SpaceX IPO spawns 4,400 millionaires as stock slides and anti-Musk ETFs launch
SpaceX's record IPO has created thousands of employee millionaires, but shares have slid from their post-debut peak and bond markets are signaling caution, while two new ETFs now let investors explicitly exclude Elon Musk's companies.
Employee windfall
Elon Musk said on The Sean Hannity Show that SpaceX's June IPO has probably made "several thousand" employees millionaires, with pre-IPO estimates pointing to roughly 4,400 new millionaires and more than 400 centimillionaires. The wealth stems from years of stock grants and options awarded to welders, machinists, and engineers alike. Musk framed the policy as a way to align incentives.
It's not just one welder, it's several thousand people who were working on the production line.
However, much of that wealth remains on paper due to staggered lockup periods that restrict selling.
Stock and bond pressure
After pricing at $135 and briefly rising above $200, SpaceX shares fell below $148 by midweek, erasing a chunk of the paper gains. The company's $25 billion of debt due 2036, sold at a 1.4 percentage point spread to Treasurys in June, saw spreads widen for a fourth straight day on Thursday, according to MarketAxess. The simultaneous stock slide and bond stress show a split in how investors view the company.

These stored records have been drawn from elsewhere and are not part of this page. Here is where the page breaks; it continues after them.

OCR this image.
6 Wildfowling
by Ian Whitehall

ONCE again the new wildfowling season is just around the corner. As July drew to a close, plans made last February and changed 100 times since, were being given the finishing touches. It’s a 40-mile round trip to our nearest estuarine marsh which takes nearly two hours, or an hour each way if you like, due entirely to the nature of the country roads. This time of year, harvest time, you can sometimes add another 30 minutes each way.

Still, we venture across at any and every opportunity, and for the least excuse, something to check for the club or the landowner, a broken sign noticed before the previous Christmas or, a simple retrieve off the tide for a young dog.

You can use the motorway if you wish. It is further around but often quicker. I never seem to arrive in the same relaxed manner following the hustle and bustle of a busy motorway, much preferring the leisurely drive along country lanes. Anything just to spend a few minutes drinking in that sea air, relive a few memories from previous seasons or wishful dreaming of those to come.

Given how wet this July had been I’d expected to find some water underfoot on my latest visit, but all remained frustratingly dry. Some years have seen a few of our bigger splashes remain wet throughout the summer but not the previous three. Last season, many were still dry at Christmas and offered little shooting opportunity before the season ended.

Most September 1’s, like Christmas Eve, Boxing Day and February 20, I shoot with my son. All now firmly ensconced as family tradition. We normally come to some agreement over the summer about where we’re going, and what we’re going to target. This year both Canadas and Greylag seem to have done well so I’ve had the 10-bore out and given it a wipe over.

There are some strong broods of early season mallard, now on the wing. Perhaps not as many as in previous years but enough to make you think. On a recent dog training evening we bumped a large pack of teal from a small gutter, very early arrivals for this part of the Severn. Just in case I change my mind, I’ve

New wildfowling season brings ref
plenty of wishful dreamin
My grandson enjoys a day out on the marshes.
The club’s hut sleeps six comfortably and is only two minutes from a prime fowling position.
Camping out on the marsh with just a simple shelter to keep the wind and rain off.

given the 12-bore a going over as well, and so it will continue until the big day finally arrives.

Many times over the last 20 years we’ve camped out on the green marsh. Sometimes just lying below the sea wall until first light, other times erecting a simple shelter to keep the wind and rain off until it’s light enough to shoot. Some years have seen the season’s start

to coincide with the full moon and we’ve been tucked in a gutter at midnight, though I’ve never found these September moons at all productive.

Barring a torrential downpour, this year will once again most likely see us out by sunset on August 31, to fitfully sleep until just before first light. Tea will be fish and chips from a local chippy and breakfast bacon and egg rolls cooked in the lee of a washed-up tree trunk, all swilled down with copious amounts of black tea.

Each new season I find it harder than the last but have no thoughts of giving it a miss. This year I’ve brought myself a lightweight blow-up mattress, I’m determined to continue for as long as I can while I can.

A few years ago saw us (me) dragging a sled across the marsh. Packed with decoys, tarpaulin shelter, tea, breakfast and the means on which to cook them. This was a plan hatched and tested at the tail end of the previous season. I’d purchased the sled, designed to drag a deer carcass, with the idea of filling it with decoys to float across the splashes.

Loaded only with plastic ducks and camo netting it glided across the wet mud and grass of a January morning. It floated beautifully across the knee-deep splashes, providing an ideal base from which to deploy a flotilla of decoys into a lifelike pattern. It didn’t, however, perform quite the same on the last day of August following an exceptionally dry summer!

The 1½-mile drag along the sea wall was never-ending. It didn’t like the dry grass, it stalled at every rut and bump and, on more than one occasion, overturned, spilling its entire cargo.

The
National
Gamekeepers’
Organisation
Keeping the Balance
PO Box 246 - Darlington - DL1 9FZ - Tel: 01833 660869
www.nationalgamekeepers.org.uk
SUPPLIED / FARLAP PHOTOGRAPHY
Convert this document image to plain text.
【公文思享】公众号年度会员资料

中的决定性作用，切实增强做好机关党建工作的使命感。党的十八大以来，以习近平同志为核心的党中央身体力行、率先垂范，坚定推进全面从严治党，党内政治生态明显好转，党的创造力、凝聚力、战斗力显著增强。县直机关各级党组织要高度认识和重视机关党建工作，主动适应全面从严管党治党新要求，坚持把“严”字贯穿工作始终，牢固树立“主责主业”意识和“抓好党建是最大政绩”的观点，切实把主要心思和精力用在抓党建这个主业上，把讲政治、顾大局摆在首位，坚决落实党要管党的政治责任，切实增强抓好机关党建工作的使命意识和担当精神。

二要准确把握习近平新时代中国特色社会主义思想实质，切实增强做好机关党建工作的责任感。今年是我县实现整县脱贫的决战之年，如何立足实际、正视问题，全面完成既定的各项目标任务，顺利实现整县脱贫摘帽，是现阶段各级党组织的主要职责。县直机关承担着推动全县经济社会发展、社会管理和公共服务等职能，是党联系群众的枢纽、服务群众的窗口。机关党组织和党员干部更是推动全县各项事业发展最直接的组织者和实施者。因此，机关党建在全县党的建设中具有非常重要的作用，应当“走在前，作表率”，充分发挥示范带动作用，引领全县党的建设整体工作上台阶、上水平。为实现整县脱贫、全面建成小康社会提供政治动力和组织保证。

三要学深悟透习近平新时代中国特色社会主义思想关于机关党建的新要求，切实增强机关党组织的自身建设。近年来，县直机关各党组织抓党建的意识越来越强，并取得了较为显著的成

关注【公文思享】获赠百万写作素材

- SpaceX IPO priced at $135 per share
- Shares rise above $200
- Shares fall below $148
- Bond spreads widen for fourth straight day
- Anti-Musk ETFs registered with SEC
Anti-Musk ETFs arrive
Subversive Capital registered two exchange-traded funds, Nasdaq-100 Ex-Elon Enterprises ETF and S&P 500 Ex-Elon Enterprises ETF, that explicitly exclude Tesla and SpaceX. The funds, filed under the Subversive Markets Lab brand, aim to track large-cap indexes while removing companies "founded, controlled, or led by Elon Musk." The move taps into negative sentiment around Musk's political activities and public persona, offering a way for investors to avoid exposure to the world's richest person.
Valuation debate
The IPO valued SpaceX at roughly $2 trillion, comparable to Amazon and more than JPMorgan and ExxonMobil combined, yet the company lost $4.94 billion in 2025 with only Starlink reliably profitable. Financial journalist Bethany McLean noted the contrast between equity investors drawn to Musk's Mars vision and debt investors focused on actual earnings.
The stock market tends to like big dreams, bold narratives and the men (they are mostly men) who can sell them.
With just under 5% of shares floated and passive index funds forced to buy, supply constraints have helped prop up the stock price, but the bond market's skepticism persists.